Les cinq jours suivant passent comme dans un rêve... ou un cauchemar.  On nous apporte à manger dans la chambre, nous commençons à sortir de notre hébétude, nous continuons de faire notre deuil, et nous dormons énormément.  Je ne vais pas bien, mais je vais mieux, et bientôt, il faudra que j'affronte mes amis afin de leur révéler toute la vérité.

John et Éric sont aux abonnés absents, mais ils ont fort à faire avec leur père.   Je reste donc avec Marina, Brigitte et Carine, mais je préfère attendre que nous soyons tous réunis pour tout leur raconter.  Nous parlons énormément des évènements de ces derniers jours.  C'est très difficile, mais ça nous permet de soulager notre traumatisme et de réapprendre à vivre.

Nous sommes à la nuit du sixième jour quand John vient me chercher.  Je ne sais pas exactement quelle heure il est quand il entre dans notre chambre et vient me réveiller le plus doucement possible, évitant au maximum de déranger le sommeil des autres.

— Je suis désolé, me dit-il, mais il faut que tu viennes avec moi.

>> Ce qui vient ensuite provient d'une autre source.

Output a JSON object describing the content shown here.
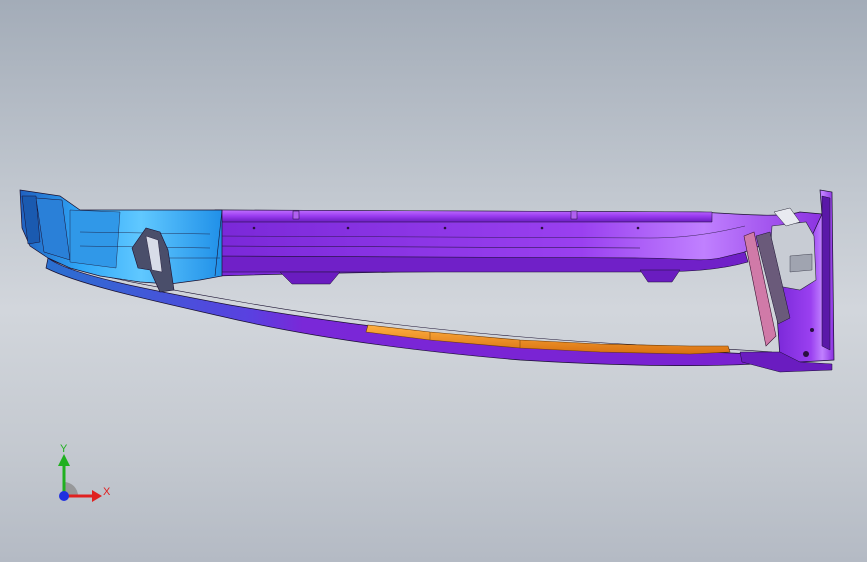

Je me lève donc et l'accompagne. Je n'ai pas le courage de lui demander ce qu'il se passe.  Je m'attends à une catastrophe de plus.

Il s'arrête devant une porte, mais se tourne vers moi avant de l'ouvrir.

— Alia, je veux que tu saches que, quoi qu'il se passe dans ce bureau, je t'aime, et rien ne pourra jamais changer ça !

Un sourire triste flotte sur ses lèvres, et je me hisse sur la pointe des pieds pour y déposer un tendre baiser.

— Moi aussi je t'aime, lui dis-je ensuite.

C'est la première fois que je le lui dis, et je me rends compte, à présent, au milieu de tout ce chaos, que c'est lui, et non Éric, que j'aime réellement.  Mes sentiments pour Éric sont purement amicaux.  Très fort, certes, mais je sais à présent que ce n'est pas de l'amour au sens propre.

Cette révélation me tombe dessus comme un soulagement.  Il a fallu en passer par l'enfer pour que je parvienne à cette conclusion, mais je n'ai pas le temps de savourer ce moment, ni même de le partager avec John, car déjà, la porte s'ouvre.

À l'intérieur, assis à un bureau de fortune, se tiennent Sire Bernard, Éric, et le petit Phoenix chauve et bedonnant que j'ai vu à mon procès.

— Je te présente Monsieur Regen, notre Phoenix, me dit John.

— Enchantée, lui dis-je en lui tendant la main, qu'il serre brièvement.

— Mademoiselle Alia, me salue Sire Bernard.  Je suis navré de vous avoir fait réveiller au milieu de la nuit, mais il faut absolument que je vous parle.  John, Éric, je vais vous demander de sortir, s'il-vous-plait.

Ils protestent vivement tous les deux, mais leur père ne leur laisse pas le choix, et je les rassure d'un hochement de tête.  J'ai survécu au Roi, et je ne doute pas que les intentions de Sire Bernard ne soient pas belliqueuses.

Une fois ses fils sortis, il se tourne vers moi en me souriant.

— Je me doute que tout ceci ne doit pas être évident pour vous, mais sachez que, même s'il était mon frère, je dois vous remercier d'avoir mis fin au règne du Roi.  Il était devenu fou, et il y a eu trop de morts en si peu de temps à cause de sa folie.